“Do keep those children quiet!” said the father.

“Hush, my dears,” said the mother; “let your father write. Comedy seems to give you more trouble than tragedy, James,” added she, soothingly.

“Yes,” was his answer. “Sorrow comes somehow more natural to me; but for all that I have got a bright thought, Mrs. Triplet. Listen, all of you. You see, Jane, they are all at a sumptuous banquet, all the dramatis personae, except the poet.”

Triplet went on writing, and reading his work out: “Music, sparkling wine, massive plate, rose-water in the hand-glasses, soup, fish—shall I have three sorts of fish? I will; they are cheap in this market. Ah! Fortune, you wretch, here at least I am your master, and I'll make you know it—venison,” wrote Triplet, with a malicious grin, “game, pickles and provocatives in the center of the table; then up jumps one of the guests, and says he—”
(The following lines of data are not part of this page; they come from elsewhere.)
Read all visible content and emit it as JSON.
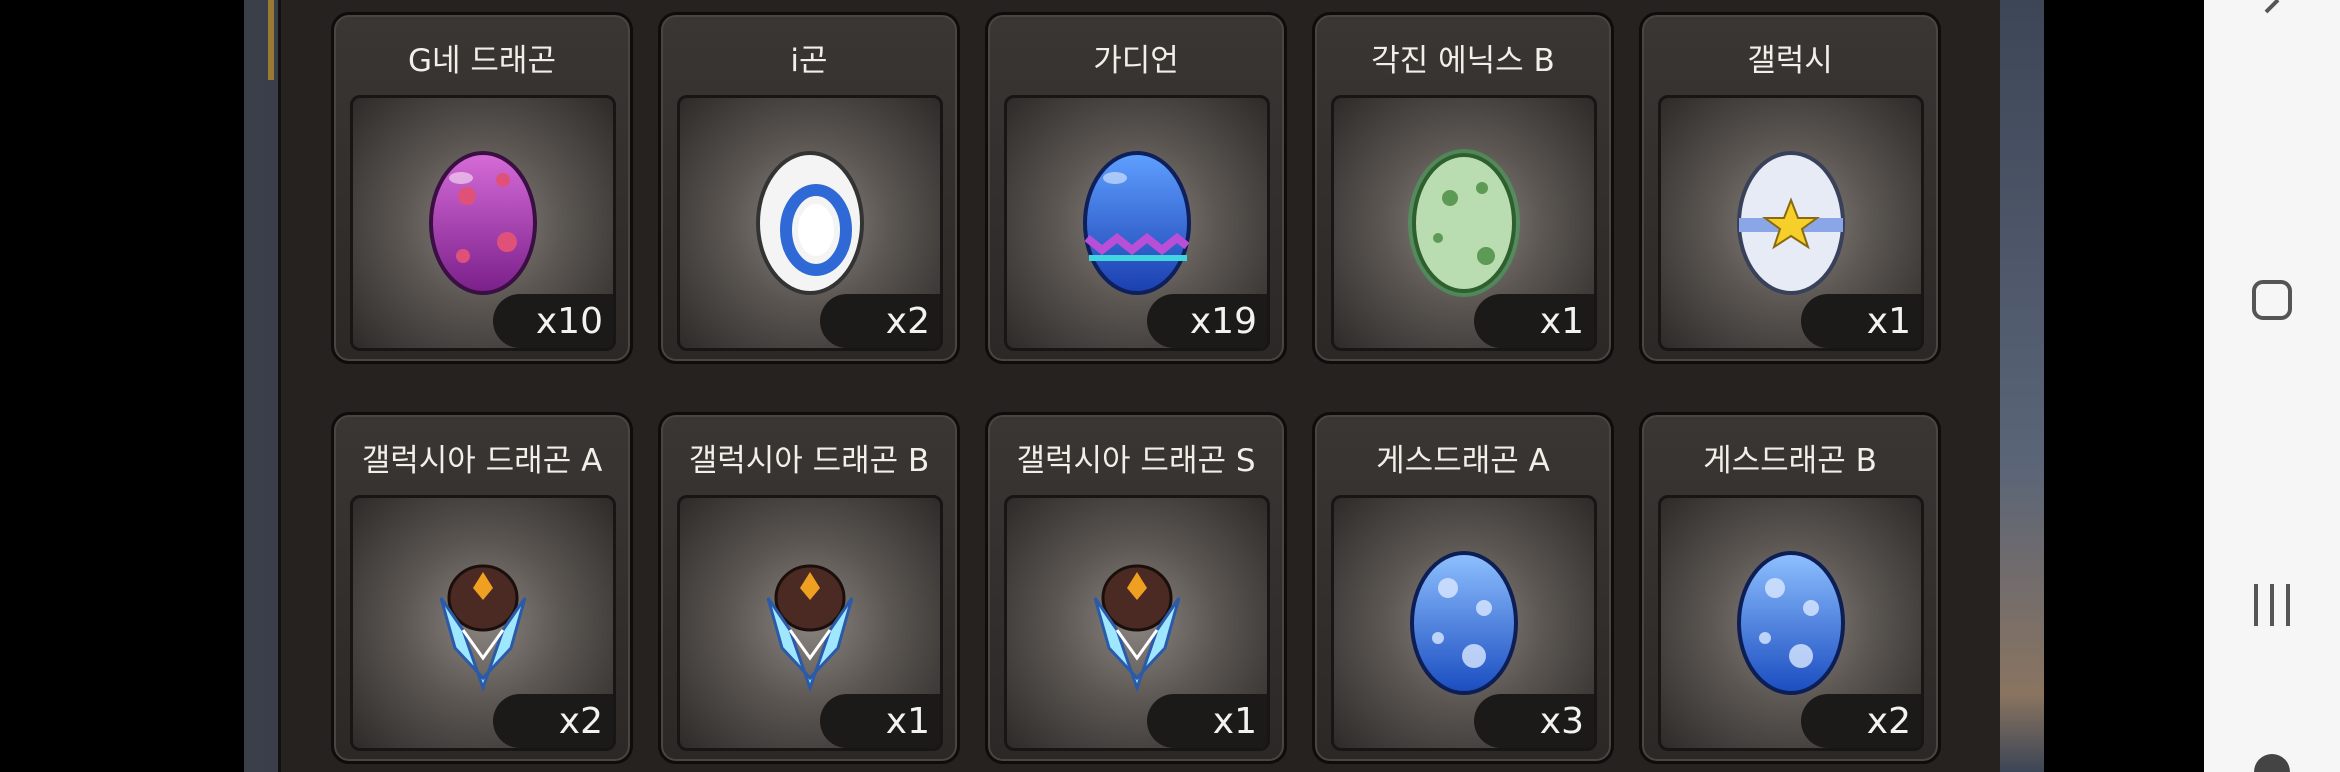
{
  "inventory": {
    "items": [
      {
        "name": "G네 드래곤",
        "qty": "x10",
        "icon": "purple-spotted-egg-icon"
      },
      {
        "name": "i곤",
        "qty": "x2",
        "icon": "white-ring-egg-icon"
      },
      {
        "name": "가디언",
        "qty": "x19",
        "icon": "blue-zigzag-egg-icon"
      },
      {
        "name": "각진 에닉스 B",
        "qty": "x1",
        "icon": "green-glowing-egg-icon"
      },
      {
        "name": "갤럭시",
        "qty": "x1",
        "icon": "star-belt-egg-icon"
      },
      {
        "name": "갤럭시아 드래곤 A",
        "qty": "x2",
        "icon": "crystal-crest-egg-icon"
      },
      {
        "name": "갤럭시아 드래곤 B",
        "qty": "x1",
        "icon": "crystal-crest-egg-icon"
      },
      {
        "name": "갤럭시아 드래곤 S",
        "qty": "x1",
        "icon": "crystal-crest-egg-icon"
      },
      {
        "name": "게스드래곤 A",
        "qty": "x3",
        "icon": "blue-cloud-egg-icon"
      },
      {
        "name": "게스드래곤 B",
        "qty": "x2",
        "icon": "blue-cloud-egg-icon"
      }
    ]
  },
  "navbar": {
    "icons": [
      "back-icon",
      "home-icon",
      "recents-icon",
      "info-icon"
    ]
  }
}
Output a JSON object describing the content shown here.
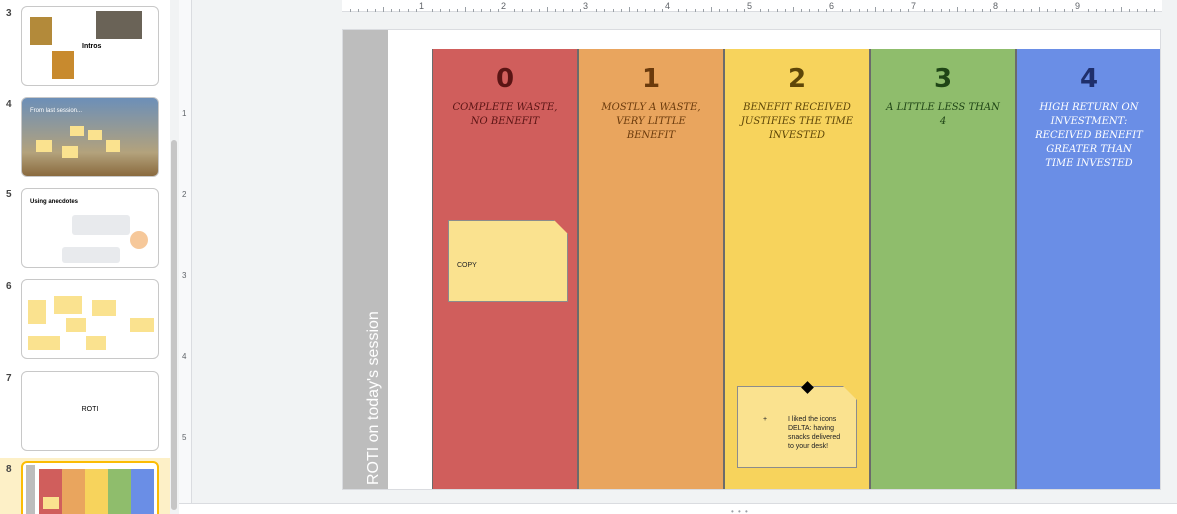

“Oh dear, I am so hungry.”

This was not from the comedy, but from one of the boys.

“And so am I,” cried a girl.

“That is an absurd remark, Lysimachus,” said Triplet with a suspicious calmness. “How can a boy be hungry three hours after breakfast?”

“But, father, there was no breakfast for breakfast.”

“Now I ask you, Mrs. Triplet,” appealed the author, “how I am to write comic scenes if you let Lysimachus and Roxalana here put the heavy business in every five minutes?”